CAMACHO, F/L Vivian Evelyn (J4899) – Distinguished Flying Cross – No.59 Squadron -
Award effective 1 September 1944 as per London Gazette dated 15 September 1944 and AFRO 2373/44 dated 3 November 1944.
Born 1919 in British West Indies (Antigua); served in Officer Training Corps, England, 1932-1936. Home in Radcliffe, Manitoba; enlisted in Montreal 24 August 1940. Trained at No.1 ITS (graduated 3 November 1940), No.3 EFTS (graduated 23 December 1940) and No.5 SFTS (graduated 17 March 1941).
Invested with award by King George 29 June 1945. This officer completed a tour of operational duty on Hudson aircraft. He has since taken part in many anti-submarine patrols. Early this year he was captain of an aircraft which delivered a telling attack on an enemy U-boat. This attack was pressed home in the face of extremely heavy anti-aircraft fire and in very bad weather. Since the above action Flight Lieutenant Camacho has continued to display great keenness and a fine fighting spirit.

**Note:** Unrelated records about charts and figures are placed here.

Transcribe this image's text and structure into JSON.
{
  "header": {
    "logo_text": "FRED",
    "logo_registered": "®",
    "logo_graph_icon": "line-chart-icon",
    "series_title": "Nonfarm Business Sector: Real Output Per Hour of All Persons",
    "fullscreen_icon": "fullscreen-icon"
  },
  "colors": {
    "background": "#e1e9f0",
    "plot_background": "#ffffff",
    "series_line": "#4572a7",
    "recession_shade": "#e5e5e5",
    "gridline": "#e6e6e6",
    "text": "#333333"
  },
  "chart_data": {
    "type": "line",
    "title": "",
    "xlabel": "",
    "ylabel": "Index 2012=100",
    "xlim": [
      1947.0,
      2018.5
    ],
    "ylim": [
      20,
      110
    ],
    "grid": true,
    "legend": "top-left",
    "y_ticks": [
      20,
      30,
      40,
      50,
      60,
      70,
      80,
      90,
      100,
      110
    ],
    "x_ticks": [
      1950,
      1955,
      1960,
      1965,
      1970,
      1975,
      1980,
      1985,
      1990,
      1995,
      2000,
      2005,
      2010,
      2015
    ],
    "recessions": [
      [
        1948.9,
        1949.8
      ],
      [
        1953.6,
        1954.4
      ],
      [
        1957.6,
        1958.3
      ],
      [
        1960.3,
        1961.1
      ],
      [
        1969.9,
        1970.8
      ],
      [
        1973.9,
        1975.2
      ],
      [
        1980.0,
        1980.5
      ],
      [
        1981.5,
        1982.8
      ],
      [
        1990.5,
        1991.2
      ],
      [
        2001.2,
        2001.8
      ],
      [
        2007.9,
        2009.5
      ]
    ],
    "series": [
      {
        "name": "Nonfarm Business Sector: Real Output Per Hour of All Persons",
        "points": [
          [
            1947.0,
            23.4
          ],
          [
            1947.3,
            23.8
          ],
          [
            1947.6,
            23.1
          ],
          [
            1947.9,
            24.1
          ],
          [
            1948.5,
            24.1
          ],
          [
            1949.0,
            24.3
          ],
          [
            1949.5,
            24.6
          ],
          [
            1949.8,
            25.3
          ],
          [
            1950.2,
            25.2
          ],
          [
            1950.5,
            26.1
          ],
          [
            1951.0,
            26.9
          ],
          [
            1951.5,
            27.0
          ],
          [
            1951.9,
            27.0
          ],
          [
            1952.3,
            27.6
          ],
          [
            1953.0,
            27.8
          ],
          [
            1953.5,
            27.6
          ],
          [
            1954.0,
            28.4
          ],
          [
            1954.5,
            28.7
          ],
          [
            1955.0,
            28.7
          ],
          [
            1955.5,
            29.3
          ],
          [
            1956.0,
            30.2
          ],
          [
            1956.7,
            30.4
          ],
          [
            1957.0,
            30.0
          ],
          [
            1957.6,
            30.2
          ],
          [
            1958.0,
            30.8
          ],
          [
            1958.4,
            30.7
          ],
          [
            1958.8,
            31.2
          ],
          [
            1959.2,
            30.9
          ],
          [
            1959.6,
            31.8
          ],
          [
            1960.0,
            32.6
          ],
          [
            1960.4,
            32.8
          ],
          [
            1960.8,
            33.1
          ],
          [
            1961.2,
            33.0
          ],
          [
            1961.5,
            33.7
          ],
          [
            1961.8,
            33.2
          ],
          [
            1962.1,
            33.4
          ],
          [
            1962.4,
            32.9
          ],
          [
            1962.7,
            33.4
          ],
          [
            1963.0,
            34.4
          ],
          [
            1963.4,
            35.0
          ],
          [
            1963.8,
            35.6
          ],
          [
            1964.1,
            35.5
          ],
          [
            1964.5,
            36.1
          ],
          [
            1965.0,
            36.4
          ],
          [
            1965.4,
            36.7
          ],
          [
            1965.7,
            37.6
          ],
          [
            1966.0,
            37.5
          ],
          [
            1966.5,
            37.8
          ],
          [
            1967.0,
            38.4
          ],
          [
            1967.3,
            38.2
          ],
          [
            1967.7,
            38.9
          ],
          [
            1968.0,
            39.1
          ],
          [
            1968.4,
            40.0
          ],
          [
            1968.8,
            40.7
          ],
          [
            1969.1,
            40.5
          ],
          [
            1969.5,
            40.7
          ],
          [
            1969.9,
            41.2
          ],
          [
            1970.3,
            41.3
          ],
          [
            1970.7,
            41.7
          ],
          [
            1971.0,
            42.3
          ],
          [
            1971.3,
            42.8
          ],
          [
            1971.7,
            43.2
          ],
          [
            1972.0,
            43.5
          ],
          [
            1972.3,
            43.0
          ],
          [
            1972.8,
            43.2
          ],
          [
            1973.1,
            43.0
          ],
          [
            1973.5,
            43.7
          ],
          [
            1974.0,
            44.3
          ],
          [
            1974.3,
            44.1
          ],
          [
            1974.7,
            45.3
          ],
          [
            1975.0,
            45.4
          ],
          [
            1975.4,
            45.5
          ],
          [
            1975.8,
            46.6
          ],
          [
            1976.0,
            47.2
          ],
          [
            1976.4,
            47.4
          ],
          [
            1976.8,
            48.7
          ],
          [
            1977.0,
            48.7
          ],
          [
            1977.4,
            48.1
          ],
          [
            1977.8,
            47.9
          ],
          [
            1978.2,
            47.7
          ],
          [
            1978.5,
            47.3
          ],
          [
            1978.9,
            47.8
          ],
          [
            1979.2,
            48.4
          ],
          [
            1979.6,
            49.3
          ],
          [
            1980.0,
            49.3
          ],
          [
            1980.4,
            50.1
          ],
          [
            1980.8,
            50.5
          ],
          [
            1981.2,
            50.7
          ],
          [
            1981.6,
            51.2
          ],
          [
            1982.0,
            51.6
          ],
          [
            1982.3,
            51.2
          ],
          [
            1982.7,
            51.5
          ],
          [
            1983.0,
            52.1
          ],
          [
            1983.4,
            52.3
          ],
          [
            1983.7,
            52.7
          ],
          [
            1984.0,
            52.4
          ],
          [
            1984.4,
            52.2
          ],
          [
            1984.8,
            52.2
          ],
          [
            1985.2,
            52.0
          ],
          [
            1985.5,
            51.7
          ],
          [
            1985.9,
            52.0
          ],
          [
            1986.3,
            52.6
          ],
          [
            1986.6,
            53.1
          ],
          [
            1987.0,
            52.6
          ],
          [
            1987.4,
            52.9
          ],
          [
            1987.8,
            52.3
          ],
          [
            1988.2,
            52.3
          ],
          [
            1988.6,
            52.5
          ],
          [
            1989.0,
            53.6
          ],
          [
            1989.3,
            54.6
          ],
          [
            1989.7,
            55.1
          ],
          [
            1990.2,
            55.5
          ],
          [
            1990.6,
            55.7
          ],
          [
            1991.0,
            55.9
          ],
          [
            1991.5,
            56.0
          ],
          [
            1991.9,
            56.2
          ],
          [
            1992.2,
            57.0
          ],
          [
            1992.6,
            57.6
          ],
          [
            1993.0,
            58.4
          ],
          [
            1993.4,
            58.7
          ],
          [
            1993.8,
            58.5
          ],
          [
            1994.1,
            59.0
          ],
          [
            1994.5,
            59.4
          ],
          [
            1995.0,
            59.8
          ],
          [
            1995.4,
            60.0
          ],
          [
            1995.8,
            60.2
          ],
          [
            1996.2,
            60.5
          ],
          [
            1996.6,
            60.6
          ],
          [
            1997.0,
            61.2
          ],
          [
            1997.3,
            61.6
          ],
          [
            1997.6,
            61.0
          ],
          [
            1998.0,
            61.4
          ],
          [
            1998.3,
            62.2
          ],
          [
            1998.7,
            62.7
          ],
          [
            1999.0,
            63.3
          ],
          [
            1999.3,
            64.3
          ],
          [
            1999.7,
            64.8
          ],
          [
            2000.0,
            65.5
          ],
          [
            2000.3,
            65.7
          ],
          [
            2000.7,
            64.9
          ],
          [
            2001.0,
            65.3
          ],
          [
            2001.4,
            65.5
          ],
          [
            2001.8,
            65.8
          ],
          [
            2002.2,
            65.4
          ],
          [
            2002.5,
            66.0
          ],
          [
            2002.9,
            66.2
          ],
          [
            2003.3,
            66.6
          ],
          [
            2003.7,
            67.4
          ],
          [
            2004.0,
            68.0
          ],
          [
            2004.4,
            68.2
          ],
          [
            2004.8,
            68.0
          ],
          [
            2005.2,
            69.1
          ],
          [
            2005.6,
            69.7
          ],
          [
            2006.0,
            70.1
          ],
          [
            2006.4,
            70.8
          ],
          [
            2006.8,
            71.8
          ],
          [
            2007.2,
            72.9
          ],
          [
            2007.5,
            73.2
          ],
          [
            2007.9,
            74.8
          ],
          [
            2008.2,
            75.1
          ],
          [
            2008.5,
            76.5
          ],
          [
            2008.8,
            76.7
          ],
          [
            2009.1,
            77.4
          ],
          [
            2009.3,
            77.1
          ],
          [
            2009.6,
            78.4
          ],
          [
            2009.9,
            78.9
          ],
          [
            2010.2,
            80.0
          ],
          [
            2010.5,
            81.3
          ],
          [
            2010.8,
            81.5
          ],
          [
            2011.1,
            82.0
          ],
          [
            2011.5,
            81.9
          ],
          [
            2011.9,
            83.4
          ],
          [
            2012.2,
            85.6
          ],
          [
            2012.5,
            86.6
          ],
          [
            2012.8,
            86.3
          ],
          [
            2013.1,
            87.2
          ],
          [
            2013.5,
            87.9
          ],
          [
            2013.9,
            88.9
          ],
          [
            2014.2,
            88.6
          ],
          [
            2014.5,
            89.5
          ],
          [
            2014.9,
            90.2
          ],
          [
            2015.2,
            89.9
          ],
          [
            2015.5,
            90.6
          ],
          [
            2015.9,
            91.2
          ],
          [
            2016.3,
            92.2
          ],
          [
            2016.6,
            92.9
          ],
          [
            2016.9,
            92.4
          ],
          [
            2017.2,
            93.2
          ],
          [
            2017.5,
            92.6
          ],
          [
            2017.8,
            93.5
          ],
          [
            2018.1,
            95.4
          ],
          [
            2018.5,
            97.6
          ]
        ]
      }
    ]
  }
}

NOTE: Public Records Office Air 2/9276 has original recommendation dated 17 July 1944 when he had flown 23 Very Long Range sorties (326 operational hours); he was reported as having flown 500 hours on his first tour ! This officer joined No.59 Squadron on the 12th November 1943, and has since completed 23 sorties. This is his second operational tour wit Coastal Command, having already competed a tour on Hudson aircraft prior to joining this unit. On the 27th May 1944, Flight Lieutenant Camacho was captain of aircraft “S” (No.59 Squadron) when a U-boat was sighted in an estimated position of 62∞ 37′ North, 00∞ 57′ East. The weather conditions at the time were extremely bad and the captain was forced to descend below 300 feet before breaking cloud and making his sighting, having previously obtained a radar contact. The captain, however, pressed home a very determined attack at low altitude in the face of extremely heavy flak. During the run in, the starboard engine was damaged by a cannon shell to such an extent that the aircraft returned to base on the remaining three engines. The attack was, however, well executed, and an analysis given by higher authority was “probably sunk”. Since the above action, Flight Lieutenant Camacho has continued to display great keenness and aggressiveness in carrying out his duties concerning U-boat warfare, and has been a fine example to junior and less experienced members of the squadron.